Deprescribing has emerged as an important aspect of patient‐centred medication management but is vastly underutilized in clinical practice. The current narrative review will describe an innovative patient‐centred approach to deprescribing—N‐of‐1 trials. N‐of‐1 trials involve multiple‐period crossover design experiments conducted within individual patients. They enable patients to compare the effects of two or more treatments or, in the case of deprescribing N‐of‐1 trials, continuation with a current treatment versus no treatment or placebo.

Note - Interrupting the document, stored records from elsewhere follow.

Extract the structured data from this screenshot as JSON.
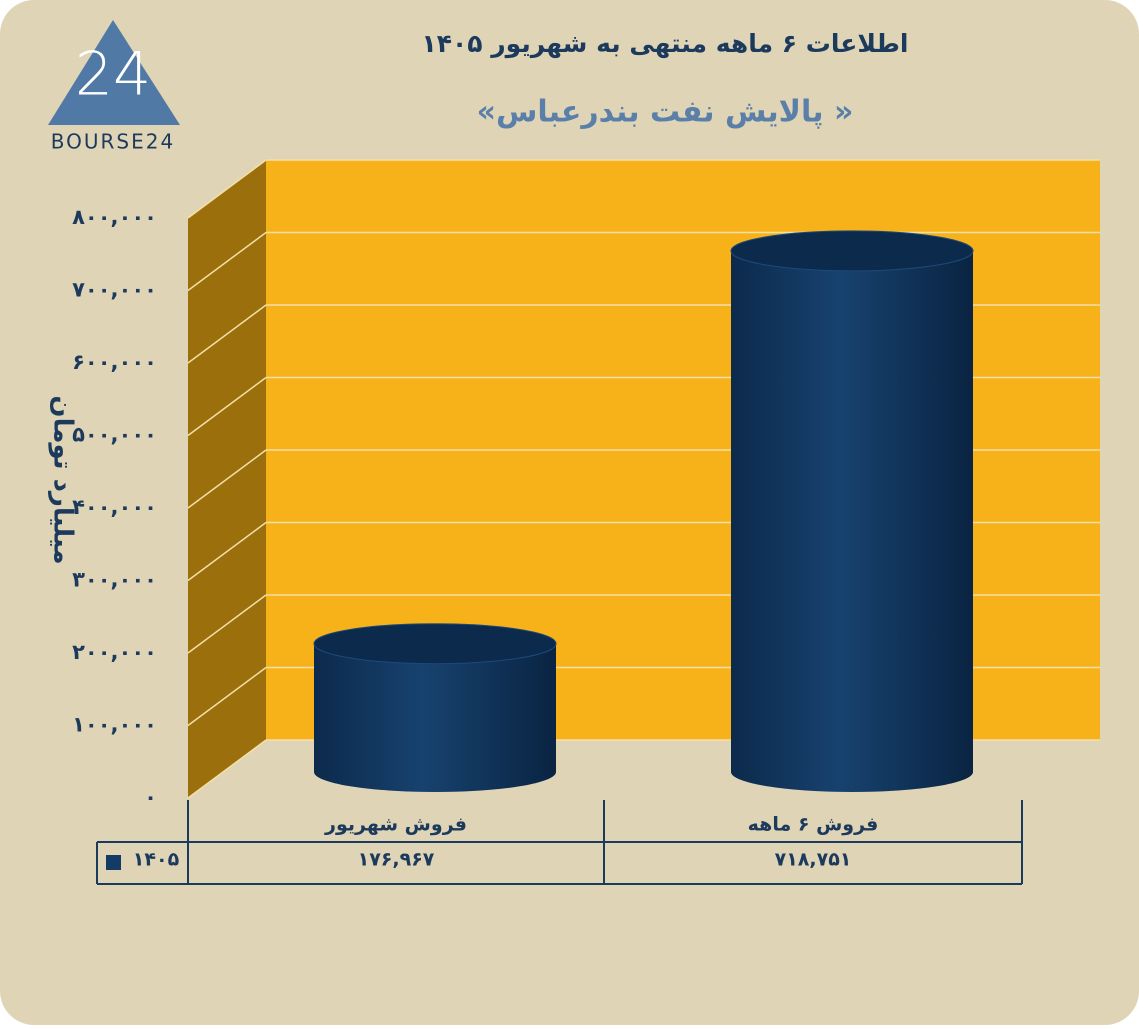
{
  "logo": {
    "mark": "24",
    "text": "BOURSE24"
  },
  "chart_data": {
    "type": "bar3d",
    "title": "اطلاعات ۶ ماهه منتهی به شهریور ۱۴۰۵",
    "subtitle": "«پالایش نفت بندرعباس »",
    "y_label": "میلیارد تومان",
    "categories": [
      "فروش شهریور",
      "فروش ۶ ماهه"
    ],
    "series": [
      {
        "name": "۱۴۰۵",
        "color": "#143b66",
        "values": [
          176967,
          718751
        ],
        "value_labels": [
          "۱۷۶,۹۶۷",
          "۷۱۸,۷۵۱"
        ]
      }
    ],
    "ylim": [
      0,
      800000
    ],
    "yticks": [
      {
        "value": 0,
        "label": "۰"
      },
      {
        "value": 100000,
        "label": "۱۰۰,۰۰۰"
      },
      {
        "value": 200000,
        "label": "۲۰۰,۰۰۰"
      },
      {
        "value": 300000,
        "label": "۳۰۰,۰۰۰"
      },
      {
        "value": 400000,
        "label": "۴۰۰,۰۰۰"
      },
      {
        "value": 500000,
        "label": "۵۰۰,۰۰۰"
      },
      {
        "value": 600000,
        "label": "۶۰۰,۰۰۰"
      },
      {
        "value": 700000,
        "label": "۷۰۰,۰۰۰"
      },
      {
        "value": 800000,
        "label": "۸۰۰,۰۰۰"
      }
    ],
    "grid": true,
    "wall_color": "#f7b21a",
    "side_color": "#9c6f0d"
  }
}
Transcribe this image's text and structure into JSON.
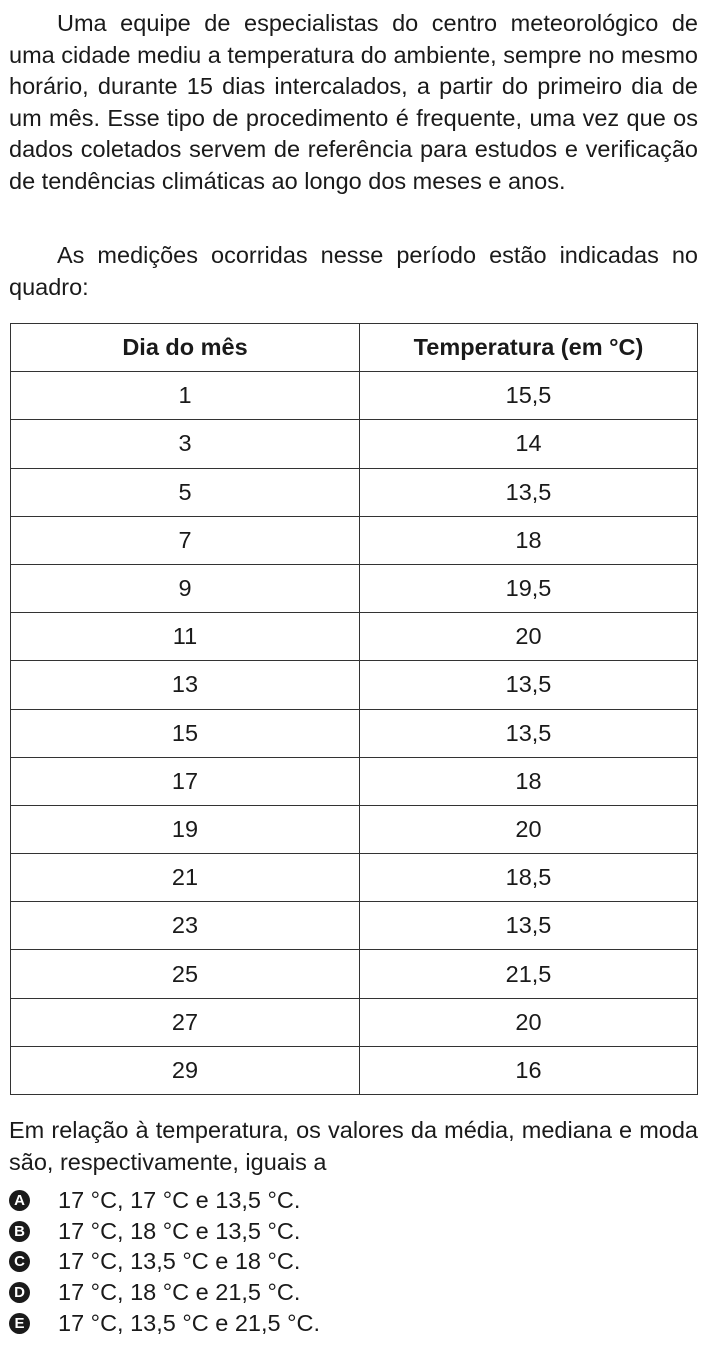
{
  "paragraphs": [
    "Uma equipe de especialistas do centro meteorológico de uma cidade mediu a temperatura do ambiente, sempre no mesmo horário, durante 15 dias intercalados, a partir do primeiro dia de um mês. Esse tipo de procedimento é frequente, uma vez que os dados coletados servem de referência para estudos e verificação de tendências climáticas ao longo dos meses e anos.",
    "As medições ocorridas nesse período estão indicadas no quadro:"
  ],
  "table": {
    "header": [
      "Dia do mês",
      "Temperatura (em °C)"
    ],
    "rows": [
      [
        "1",
        "15,5"
      ],
      [
        "3",
        "14"
      ],
      [
        "5",
        "13,5"
      ],
      [
        "7",
        "18"
      ],
      [
        "9",
        "19,5"
      ],
      [
        "11",
        "20"
      ],
      [
        "13",
        "13,5"
      ],
      [
        "15",
        "13,5"
      ],
      [
        "17",
        "18"
      ],
      [
        "19",
        "20"
      ],
      [
        "21",
        "18,5"
      ],
      [
        "23",
        "13,5"
      ],
      [
        "25",
        "21,5"
      ],
      [
        "27",
        "20"
      ],
      [
        "29",
        "16"
      ]
    ]
  },
  "question": "Em relação à temperatura, os valores da média, mediana e moda são, respectivamente, iguais a",
  "options": [
    {
      "letter": "A",
      "text": "17 °C, 17 °C e 13,5 °C."
    },
    {
      "letter": "B",
      "text": "17 °C, 18 °C e 13,5 °C."
    },
    {
      "letter": "C",
      "text": "17 °C, 13,5 °C e 18 °C."
    },
    {
      "letter": "D",
      "text": "17 °C, 18 °C e 21,5 °C."
    },
    {
      "letter": "E",
      "text": "17 °C, 13,5 °C e 21,5 °C."
    }
  ]
}
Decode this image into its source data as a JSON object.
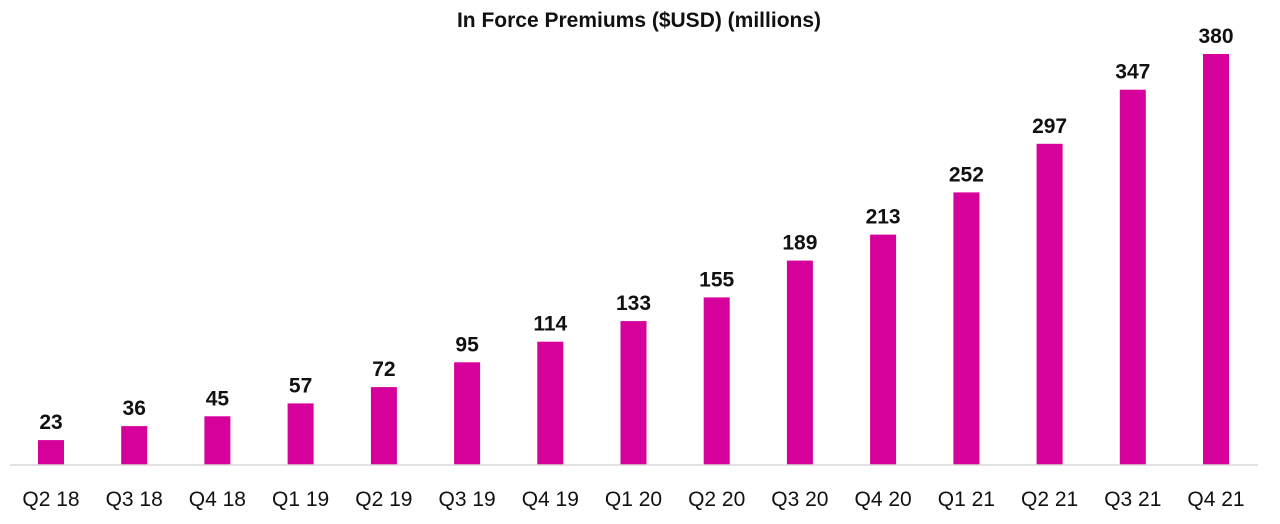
{
  "chart_data": {
    "type": "bar",
    "title": "In Force Premiums ($USD) (millions)",
    "xlabel": "",
    "ylabel": "",
    "categories": [
      "Q2 18",
      "Q3 18",
      "Q4 18",
      "Q1 19",
      "Q2 19",
      "Q3 19",
      "Q4 19",
      "Q1 20",
      "Q2 20",
      "Q3 20",
      "Q4 20",
      "Q1 21",
      "Q2 21",
      "Q3 21",
      "Q4 21"
    ],
    "values": [
      23,
      36,
      45,
      57,
      72,
      95,
      114,
      133,
      155,
      189,
      213,
      252,
      297,
      347,
      380
    ],
    "ylim": [
      0,
      380
    ],
    "grid": false,
    "legend": "none",
    "bar_color": "#D6009A",
    "axis_color": "#D9D9D9"
  }
}
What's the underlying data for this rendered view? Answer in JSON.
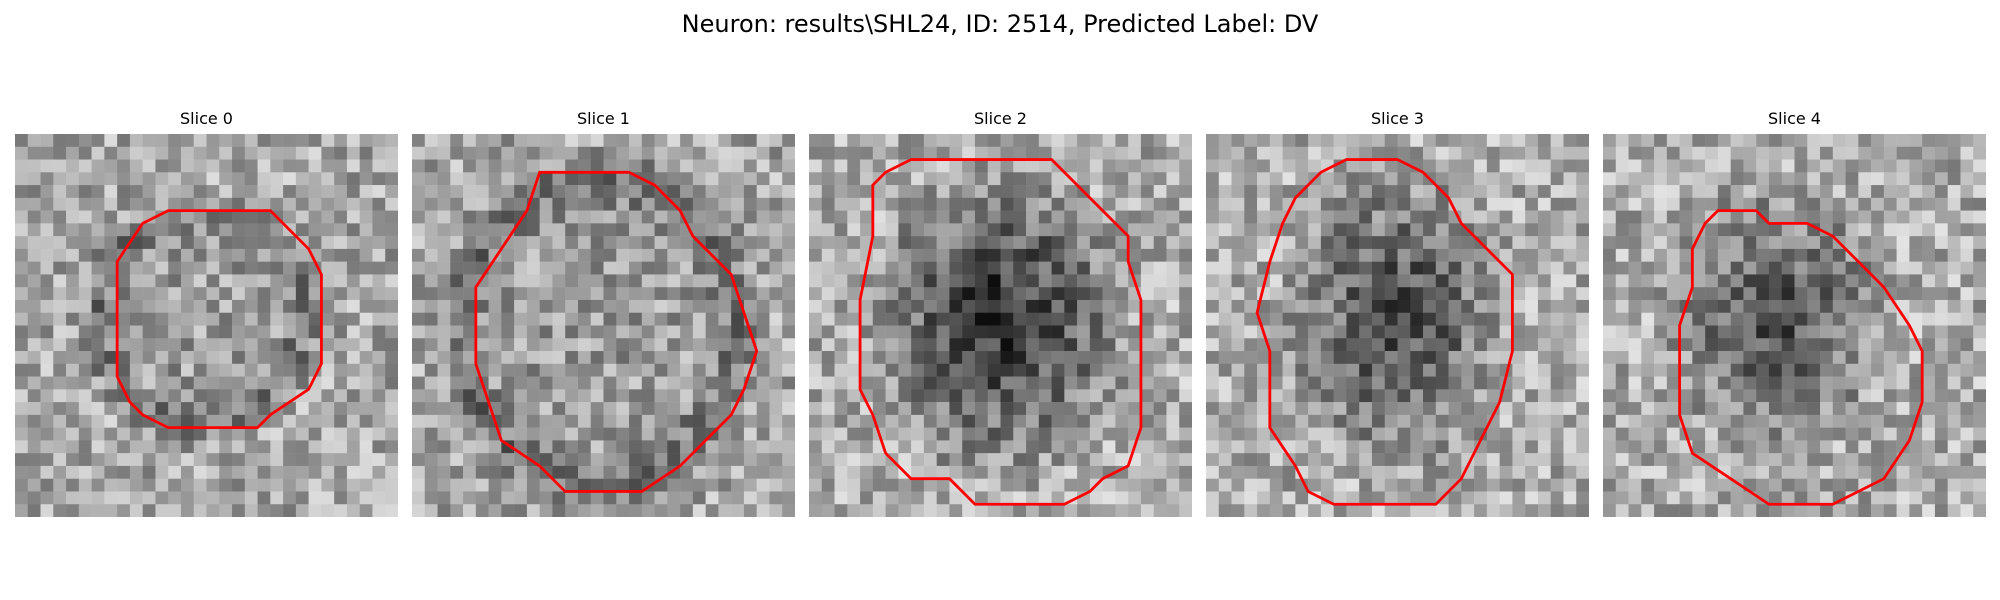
{
  "figure": {
    "title": "Neuron: results\\SHL24, ID: 2514, Predicted Label: DV"
  },
  "panels": [
    {
      "title": "Slice 0"
    },
    {
      "title": "Slice 1"
    },
    {
      "title": "Slice 2"
    },
    {
      "title": "Slice 3"
    },
    {
      "title": "Slice 4"
    }
  ],
  "colors": {
    "contour": "#ff0000",
    "background": "#ffffff"
  }
}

N‐of‐1 trials are distinct from traditional between‐patient studies such as parallel‐group or crossover designs which provide an average effect across a group of patients and obscure differences between individuals. By generating data on the effect of an intervention for the individual rather than the population, N‐of‐1 trials can promote therapeutic precision. N‐of‐1 trials are a particularly appealing strategy to inform deprescribing because they can generate individual‐level evidence for deprescribing when evidence is uncertain, and can thus allay patient and physician concerns about discontinuing medications. To illustrate the use of deprescribing N‐of‐1 trials, we share a case example of an ongoing series of N‐of‐1 trials that compare maintenance versus deprescribing of beta‐blockers in patients with heart failure with preserved ejection fraction. By providing quantifiable data on patient‐reported outcomes, promoting personalized pharmacotherapy, and facilitating shared decision making, N‐of‐1 trials represent a potentially transformative strategy to address polypharmacy.